True, my partners are all still too damn strong—so's the mountain for that matter, but now I see it all differently. Now I've been up to those reaches where I can look over international borders. I've seen the spine of the Himalaya stretching out in three big dimensions once again. I spent enough time on this last rotation leaning on my ice axe, digging my spikes into the hill, working my lungs past their limits while my down and Gore-Tex® hood did the 50mph wind-dance against my head with my eyes simply locked on the yellow band of Everest. Staring for endless minutes at the First Step, the Second Step, the Great Couloir, and, oh yeah, the top. Mesmerized, as always, by this mountain (I run the risk of my partners thinking I'm resting at such junctures).

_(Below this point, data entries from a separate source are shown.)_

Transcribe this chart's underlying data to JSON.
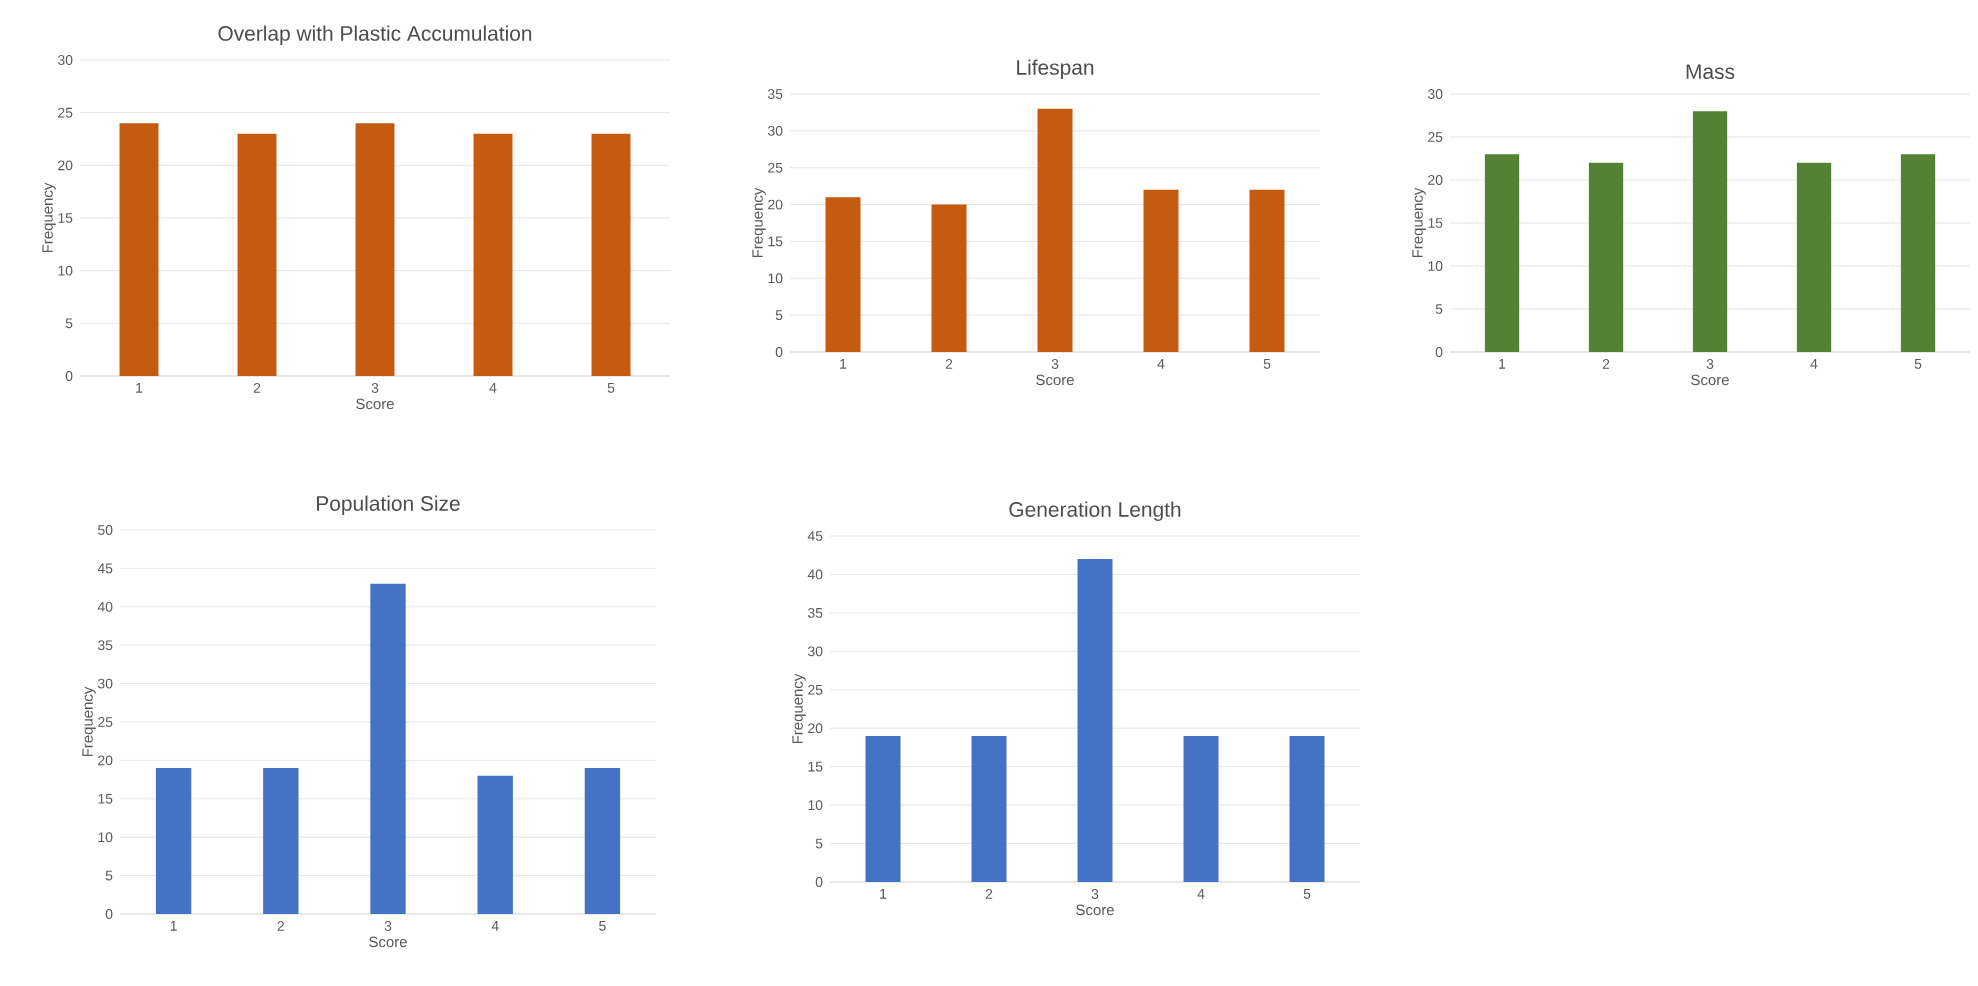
{
  "chart_data": [
    {
      "type": "bar",
      "title": "Overlap with Plastic Accumulation",
      "xlabel": "Score",
      "ylabel": "Frequency",
      "categories": [
        "1",
        "2",
        "3",
        "4",
        "5"
      ],
      "values": [
        24,
        23,
        24,
        23,
        23
      ],
      "color": "#c55a11",
      "ylim": [
        0,
        30
      ],
      "yticks": [
        0,
        5,
        10,
        15,
        20,
        25,
        30
      ],
      "grid": "y"
    },
    {
      "type": "bar",
      "title": "Lifespan",
      "xlabel": "Score",
      "ylabel": "Frequency",
      "categories": [
        "1",
        "2",
        "3",
        "4",
        "5"
      ],
      "values": [
        21,
        20,
        33,
        22,
        22
      ],
      "color": "#c55a11",
      "ylim": [
        0,
        35
      ],
      "yticks": [
        0,
        5,
        10,
        15,
        20,
        25,
        30,
        35
      ],
      "grid": "y"
    },
    {
      "type": "bar",
      "title": "Mass",
      "xlabel": "Score",
      "ylabel": "Frequency",
      "categories": [
        "1",
        "2",
        "3",
        "4",
        "5"
      ],
      "values": [
        23,
        22,
        28,
        22,
        23
      ],
      "color": "#548235",
      "ylim": [
        0,
        30
      ],
      "yticks": [
        0,
        5,
        10,
        15,
        20,
        25,
        30
      ],
      "grid": "y"
    },
    {
      "type": "bar",
      "title": "Population Size",
      "xlabel": "Score",
      "ylabel": "Frequency",
      "categories": [
        "1",
        "2",
        "3",
        "4",
        "5"
      ],
      "values": [
        19,
        19,
        43,
        18,
        19
      ],
      "color": "#4472c4",
      "ylim": [
        0,
        50
      ],
      "yticks": [
        0,
        5,
        10,
        15,
        20,
        25,
        30,
        35,
        40,
        45,
        50
      ],
      "grid": "y"
    },
    {
      "type": "bar",
      "title": "Generation Length",
      "xlabel": "Score",
      "ylabel": "Frequency",
      "categories": [
        "1",
        "2",
        "3",
        "4",
        "5"
      ],
      "values": [
        19,
        19,
        42,
        19,
        19
      ],
      "color": "#4472c4",
      "ylim": [
        0,
        45
      ],
      "yticks": [
        0,
        5,
        10,
        15,
        20,
        25,
        30,
        35,
        40,
        45
      ],
      "grid": "y"
    }
  ]
}
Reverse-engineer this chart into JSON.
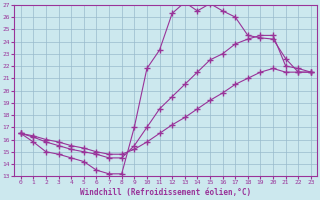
{
  "xlabel": "Windchill (Refroidissement éolien,°C)",
  "bg_color": "#cce8ee",
  "line_color": "#993399",
  "grid_color": "#99bbcc",
  "xlim": [
    -0.5,
    23.5
  ],
  "ylim": [
    13,
    27
  ],
  "xticks": [
    0,
    1,
    2,
    3,
    4,
    5,
    6,
    7,
    8,
    9,
    10,
    11,
    12,
    13,
    14,
    15,
    16,
    17,
    18,
    19,
    20,
    21,
    22,
    23
  ],
  "yticks": [
    13,
    14,
    15,
    16,
    17,
    18,
    19,
    20,
    21,
    22,
    23,
    24,
    25,
    26,
    27
  ],
  "line1_y": [
    16.5,
    15.8,
    15.0,
    14.8,
    14.5,
    14.2,
    13.5,
    13.2,
    13.2,
    17.0,
    21.8,
    23.3,
    26.3,
    27.2,
    26.5,
    27.1,
    26.5,
    26.0,
    24.5,
    24.3,
    24.2,
    22.6,
    21.5,
    21.5
  ],
  "line2_y": [
    16.5,
    16.2,
    15.8,
    15.5,
    15.2,
    15.0,
    14.8,
    14.5,
    14.5,
    15.5,
    17.0,
    18.5,
    19.5,
    20.5,
    21.5,
    22.5,
    23.0,
    23.8,
    24.2,
    24.5,
    24.5,
    22.0,
    21.8,
    21.5
  ],
  "line3_y": [
    16.5,
    16.3,
    16.0,
    15.8,
    15.5,
    15.3,
    15.0,
    14.8,
    14.8,
    15.2,
    15.8,
    16.5,
    17.2,
    17.8,
    18.5,
    19.2,
    19.8,
    20.5,
    21.0,
    21.5,
    21.8,
    21.5,
    21.5,
    21.5
  ]
}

Base Camp But now I've been close enough again to know how I'll get to these places. The confidence has come back so that despite the ever-present hangover symptoms, despite the limps, despite the lack of sleep and all the rest of it, I'll get the rest I need, get back up as soon as I can, and get higher still. It gets interesting from here on out. Next up is a trip into the holy ground of mountaineering, the stomping ground of George Mallory himself. From those 27,000' reaches I know the last 2000 feet of ice and rock and mystery will be bellowing out their own challenge.

And who knows, if this rotation goes half-well, perhaps I'll have earned another shot at that highest point for the final go-round. Yeah, still weeks away, but now I can feel it all starting to pull me—a good pull, the kind that brings out the best in me...not at all the way I get pulled by beaches and couches and shopping malls.